Embora as referências importadas sejam um chamariz, na Companhia Portugueza do Chá encontram-se surpresas com aroma português. Uma das misturas exclusivas da casa é o Lisbon Breakfast que leva Gorreana, “um chá de excelência do nosso território açoriano, muito aromático e elegante”, e um chá preto da Lovers Leap, o produtor (ou jardim, como é chamado nos países com tradição no chá) do Sri-Lanka, selecionado para servir no jubileu da rainha Isabel II, “que lhe dá um bocadinho de corpo e tonicidade”. “Todas as capitais europeias com uma grande cultura do chá têm uma referência como esta, inspirada no clássico English Breakfast.” Para tomar à tarde, Sebastián sugere outro exclusivo, o Earl Grey Portugal, feito com bergamota do produtor alentejano Lugar do Olhar Feliz e uma mistura de chás verdes da China e da Índia. “É uma das formas de dar destaque àquilo que Portugal pode dar ao mundo do chá, e há muito ainda para explorar”, garante Sebastián, dando como exemplo o protocolo assinado com o Serviço de Desenvolvimento Agrário de São Miguel, em Ponta Delgada, que desenvolveu um trabalho experimental que incluía chá branco seco com energia solar. Daí resultou o Chá Branco dos Açores, à venda apenas na loja lisboeta. “Já esgotou, mas dentro de um mês vamos ter mais.” Embora o protocolo tenha terminado, o governo açoriano pôs a leilão um grande lote que a Companhia Portugueza do Chá e A Vida Portuguesa conseguiram adquirir na totalidade. “O chá açoriano tem um terroir muito próprio, é uma belíssima matéria-prima”, refere sobre este produto que ainda hoje sai de duas plantações na ilha de São Miguel, com a marca Gorreana e Porto Formoso, ambas na Ribeira Grande, produtoras de chá verde e preto da variante China.
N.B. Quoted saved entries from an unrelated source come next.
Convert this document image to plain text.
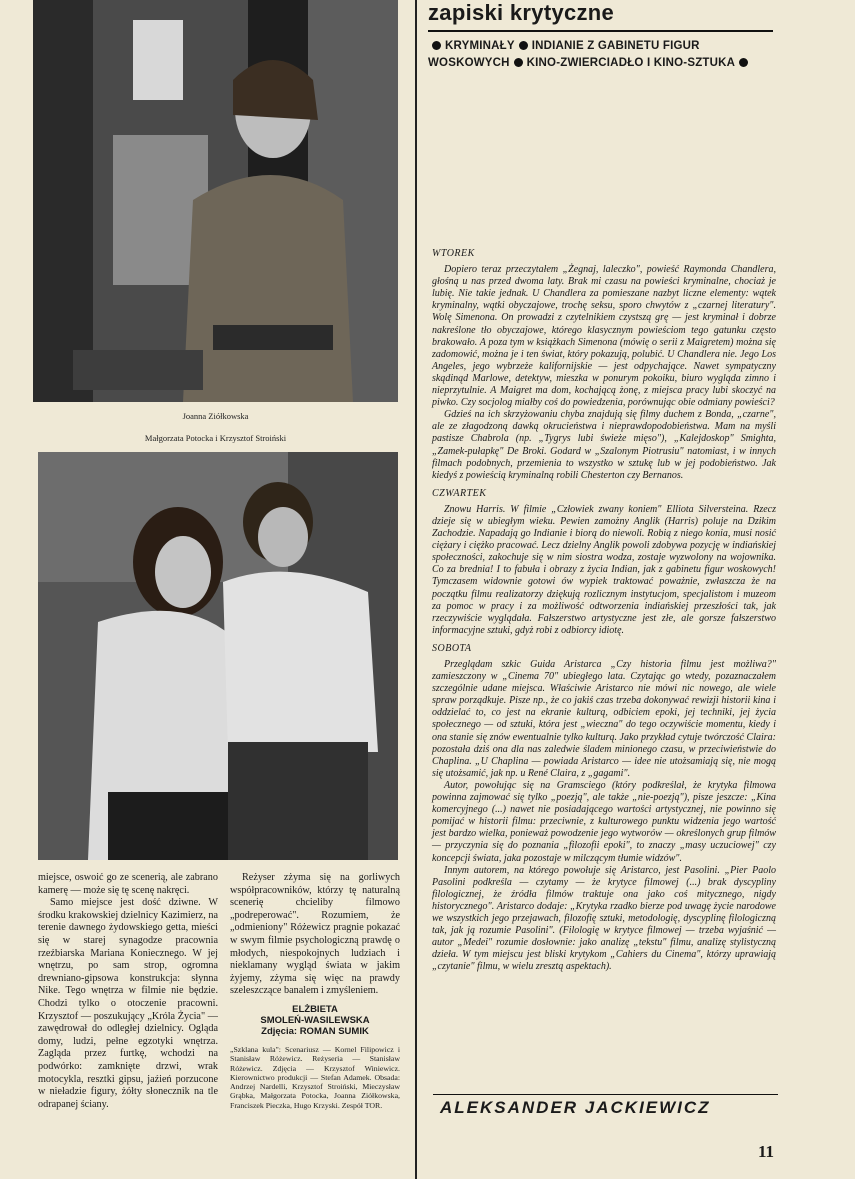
Joanna Ziółkowska
Małgorzata Potocka i Krzysztof Stroiński

miejsce, oswoić go ze scenerią, ale zabrano kamerę — może się tę scenę nakręci.

Samo miejsce jest dość dziwne. W środku krakowskiej dzielnicy Kazimierz, na terenie dawnego żydowskiego getta, mieści się w starej synagodze pracownia rzeźbiarska Mariana Koniecznego. W jej wnętrzu, po sam strop, ogromna drewniano-gipsowa konstrukcja: słynna Nike. Tego wnętrza w filmie nie będzie. Chodzi tylko o otoczenie pracowni. Krzysztof — poszukujący „Króla Życia" — zawędrował do odległej dzielnicy. Ogląda domy, ludzi, pełne egzotyki wnętrza. Zagląda przez furtkę, wchodzi na podwórko: zamknięte drzwi, wrak motocykla, resztki gipsu, jaźień porzucone w nieładzie figury, żółty słonecznik na tle odrapanej ściany.

Reżyser zżyma się na gorliwych współpracowników, którzy tę naturalną scenerię chcieliby filmowo „podreperować". Rozumiem, że „odmieniony" Różewicz pragnie pokazać w swym filmie psychologiczną prawdę o młodych, niespokojnych ludziach i nieklamany wygląd świata w jakim żyjemy, zżyma się więc na prawdy szeleszczące banalem i zmyśleniem.

ELŻBIETA
SMOLEŃ-WASILEWSKA
Zdjęcia: ROMAN SUMIK
„Szklana kula": Scenariusz — Kornel Filipowicz i Stanisław Różewicz. Reżyseria — Stanisław Różewicz. Zdjęcia — Krzysztof Winiewicz. Kierownictwo produkcji — Stefan Adamek. Obsada: Andrzej Nardelli, Krzysztof Stroiński, Mieczysław Grąbka, Małgorzata Potocka, Joanna Ziółkowska, Franciszek Pieczka, Hugo Krzyski. Zespół TOR.
zapiski krytyczne
KRYMINAŁY INDIANIE Z GABINETU FIGUR WOSKOWYCH KINO-ZWIERCIADŁO I KINO-SZTUKA
WTOREK

Dopiero teraz przeczytałem „Żegnaj, laleczko", powieść Raymonda Chandlera, głośną u nas przed dwoma laty. Brak mi czasu na powieści kryminalne, chociaż je lubię. Nie takie jednak. U Chandlera za pomieszane nazbyt liczne elementy: wątek kryminalny, wątki obyczajowe, trochę seksu, sporo chwytów z „czarnej literatury". Wolę Simenona. On prowadzi z czytelnikiem czystszą grę — jest kryminał i dobrze nakreślone tło obyczajowe, którego klasycznym powieściom tego gatunku często brakowało. A poza tym w książkach Simenona (mówię o serii z Maigretem) można się zadomowić, można je i ten świat, który pokazują, polubić. U Chandlera nie. Jego Los Angeles, jego wybrzeże kalifornijskie — jest odpychające. Nawet sympatyczny skądinąd Marlowe, detektyw, mieszka w ponurym pokoiku, biuro wygląda zimno i nieprzytulnie. A Maigret ma dom, kochającą żonę, z miejsca pracy lubi skoczyć na piwko. Czy socjolog miałby coś do powiedzenia, porównując obie odmiany powieści?

Gdzieś na ich skrzyżowaniu chyba znajdują się filmy duchem z Bonda, „czarne", ale ze złagodzoną dawką okrucieństwa i nieprawdopodobieństwa. Mam na myśli pastisze Chabrola (np. „Tygrys lubi świeże mięso"), „Kalejdoskop" Smighta, „Zamek-pułapkę" De Broki. Godard w „Szalonym Piotrusiu" natomiast, i w innych filmach podobnych, przemienia to wszystko w sztukę lub w jej podobieństwo. Jak kiedyś z powieścią kryminalną robili Chesterton czy Bernanos.

CZWARTEK

Znowu Harris. W filmie „Człowiek zwany koniem" Elliota Silversteina. Rzecz dzieje się w ubiegłym wieku. Pewien zamożny Anglik (Harris) poluje na Dzikim Zachodzie. Napadają go Indianie i biorą do niewoli. Robią z niego konia, musi nosić ciężary i ciężko pracować. Lecz dzielny Anglik powoli zdobywa pozycję w indiańskiej społeczności, zakochuje się w nim siostra wodza, zostaje wyzwolony na wojownika. Co za brednia! I to fabuła i obrazy z życia Indian, jak z gabinetu figur woskowych! Tymczasem widownie gotowi ów wypiek traktować poważnie, zwłaszcza że na początku filmu realizatorzy dziękują rozlicznym instytucjom, specjalistom i muzeom za pomoc w pracy i za możliwość odtworzenia indiańskiej przeszłości tak, jak rzeczywiście wyglądała. Fałszerstwo artystyczne jest złe, ale gorsze fałszerstwo informacyjne sztuki, gdyż robi z odbiorcy idiotę.

SOBOTA

Przeglądam szkic Guida Aristarca „Czy historia filmu jest możliwa?" zamieszczony w „Cinema 70" ubiegłego lata. Czytając go wtedy, pozaznaczałem szczególnie udane miejsca. Właściwie Aristarco nie mówi nic nowego, ale wiele spraw porządkuje. Pisze np., że co jakiś czas trzeba dokonywać rewizji historii kina i oddzielać to, co jest na ekranie kulturą, odbiciem epoki, jej techniki, jej życia społecznego — od sztuki, która jest „wieczna" do tego oczywiście momentu, kiedy i ona stanie się znów ewentualnie tylko kulturą. Jako przykład cytuje twórczość Claira: pozostała dziś ona dla nas zaledwie śladem minionego czasu, w przeciwieństwie do Chaplina. „U Chaplina — powiada Aristarco — idee nie utożsamiają się, nie mogą się utożsamić, jak np. u René Claira, z „gagami".

Autor, powołując się na Gramsciego (który podkreślał, że krytyka filmowa powinna zajmować się tylko „poezją", ale także „nie-poezją"), pisze jeszcze: „Kina komercyjnego (...) nawet nie posiadającego wartości artystycznej, nie powinno się pomijać w historii filmu: przeciwnie, z kulturowego punktu widzenia jego wartość jest bardzo wielka, ponieważ powodzenie jego wytworów — określonych grup filmów — przyczynia się do poznania „filozofii epoki", to znaczy „masy uczuciowej" czy koncepcji świata, jaka pozostaje w milczącym tłumie widzów".

Innym autorem, na którego powołuje się Aristarco, jest Pasolini. „Pier Paolo Pasolini podkreśla — czytamy — że krytyce filmowej (...) brak dyscypliny filologicznej, że źródła filmów traktuje ona jako coś mitycznego, nigdy historycznego". Aristarco dodaje: „Krytyka rzadko bierze pod uwagę życie narodowe we wszystkich jego przejawach, filozofię sztuki, metodologię, dyscyplinę filologiczną tak, jak ją rozumie Pasolini". (Filologię w krytyce filmowej — trzeba wyjaśnić — autor „Medei" rozumie dosłownie: jako analizę „tekstu" filmu, analizę stylistyczną dzieła. W tym miejscu jest bliski krytykom „Cahiers du Cinema", którzy uprawiają „czytanie" filmu, w wielu zresztą aspektach).

ALEKSANDER JACKIEWICZ
11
De Castelo de Vide a Melgaço
Nas misturas feitas por Sebastian Filgueiras também entra a lavanda portuguesa. Não é comprada à Quinta das Lavandas, de Teresa Tomé e Estêvão Moura, mas podia ser. Em Castelo de Vide, o casal de antigos economistas criou um agroturismo e plantou cinco hectares e meio de lavanda, nas variedades lavandula angustifolia e lavandin grosso bleu, cuja produção biológica certificada é transformada em vários produtos, entre os quais as tisanas. “São feitas a partir da lavandula angustifolia por ser a que tem melhores propriedades do ponto de vista químico e medicinal. A lavanda é conhecida pelo seu poder anti-inflamatório e de relaxamento”, explica Teresa. O processo de produção das tisanas começa com a colheita e a poda, feitas em simultâneo, entre o final de junho e agosto, conforme a variedade. Os ramos são postos a secar ao natural num sítio com luz, mas sem sol direto, durante cerca de dois meses, para depois se tirar os baguinhos (a flor) que estão nas hastes. De momento, estão disponíveis oito variedades, duas apenas com lavanda: uma feita com a flor e, por isso, mais forte e adstringente, que Teresa não sugere a pessoas que não estejam familiarizadas com o sabor; outra com a flor, as folhas e os pedúnculos, mais suave e fácil de beber. Nas outras seis, a planta combina com várias ervas aromáticas. “De verão, sai muito a de menta e a de tomilho-limão, porque são frescas e bebem–se muito bem frias. No inverno, são as mais tradicionais, com erva-príncipe, lúcia-lima ou erva-cidreira.”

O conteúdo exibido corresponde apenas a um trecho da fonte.